En Ontario, une victime de violence conjugale vient de recevoir 150 000 $ en dommages et intérêts de son ex-mari dans son jugement de divorce. Au Québec, cela se voit occasionnellement, et les juges commencent aussi à accorder des dommages pour du harcèlement ou de la violence psychologique, dans des cas par exemple d’aliénation parentale ou de publication sur l’internet de photos intimes pour se venger de son ex-époux.

Non, la notion du « divorce sans égard à la faute » ne permet pas tout. Mais la ligne entre les comportements qui relèvent de la déchirure matrimoniale classique et les excès à sanctionner peut être difficile à tracer.

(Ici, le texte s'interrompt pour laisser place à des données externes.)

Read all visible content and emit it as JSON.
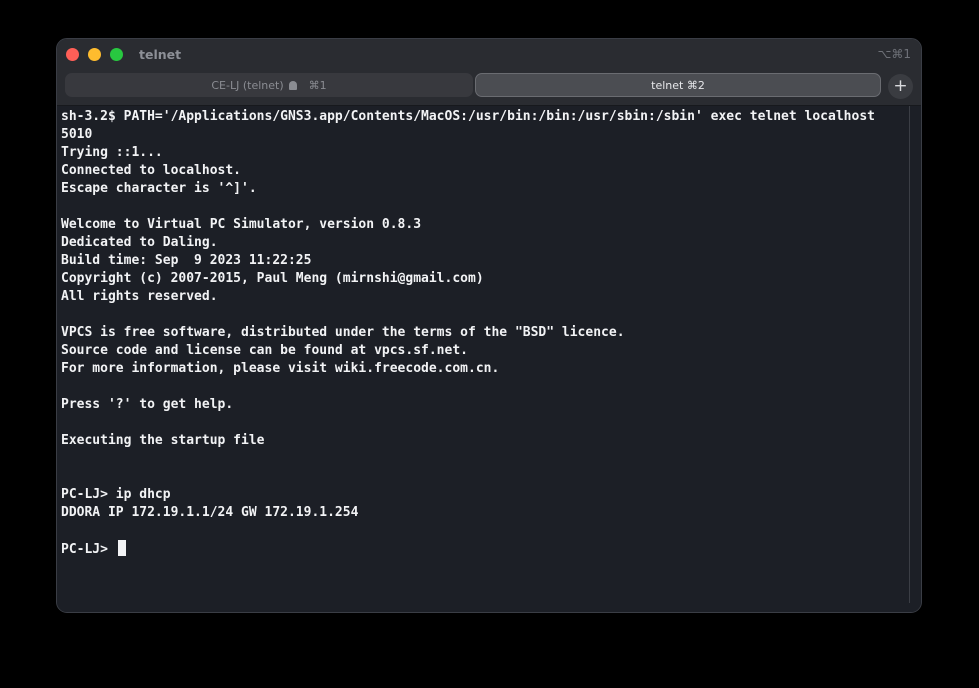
{
  "window": {
    "title": "telnet",
    "shortcut": "⌥⌘1"
  },
  "tabs": [
    {
      "label": "CE-LJ (telnet)",
      "shortcut": "⌘1",
      "active": false,
      "icon": "bell-icon"
    },
    {
      "label": "telnet ⌘2",
      "active": true
    }
  ],
  "new_tab_label": "+",
  "terminal": {
    "lines": [
      "sh-3.2$ PATH='/Applications/GNS3.app/Contents/MacOS:/usr/bin:/bin:/usr/sbin:/sbin' exec telnet localhost",
      "5010",
      "Trying ::1...",
      "Connected to localhost.",
      "Escape character is '^]'.",
      "",
      "Welcome to Virtual PC Simulator, version 0.8.3",
      "Dedicated to Daling.",
      "Build time: Sep  9 2023 11:22:25",
      "Copyright (c) 2007-2015, Paul Meng (mirnshi@gmail.com)",
      "All rights reserved.",
      "",
      "VPCS is free software, distributed under the terms of the \"BSD\" licence.",
      "Source code and license can be found at vpcs.sf.net.",
      "For more information, please visit wiki.freecode.com.cn.",
      "",
      "Press '?' to get help.",
      "",
      "Executing the startup file",
      "",
      "",
      "PC-LJ> ip dhcp",
      "DDORA IP 172.19.1.1/24 GW 172.19.1.254",
      "",
      "PC-LJ> "
    ]
  },
  "colors": {
    "background": "#1c1f26",
    "text": "#f2f3f5",
    "titlebar": "#2a2c31",
    "close": "#ff5f57",
    "minimize": "#febc2e",
    "maximize": "#28c840"
  }
}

Au début du mois de mars, la juge de la Cour supérieure de l’Ontario Renu Mendhane a ordonné à un homme de payer 351 000 $ à son ex-femme. Cela inclut 150 000 $ en dommages pour les 16 ans d’agressions physiques, de coercition et de contrôle qu’il a fait subir à sa famille. Entre autres choses, l’homme, qui a abandonné sa femme et ses enfants en 2016, continuait d’être le seul à avoir un droit de regard sur leurs comptes bancaires, laissant sa famille sans ressources à son départ.

Dans les procédures de divorce, on évite de chercher un coupable ou de répartir les torts, mais cela ne vaut pas « en présence d’allégations sérieuses de violence familiale », écrit Renu Mendhane. Dans ce cas, la relation « n’était pas seulement malheureuse ou dysfonctionnelle. Elle était violente », insiste la juge.

« Il est important que notre droit reconnaisse le tort causé par la violence familiale. Cet enjeu social a été criminalisé et il faut y assortir un remède civil. »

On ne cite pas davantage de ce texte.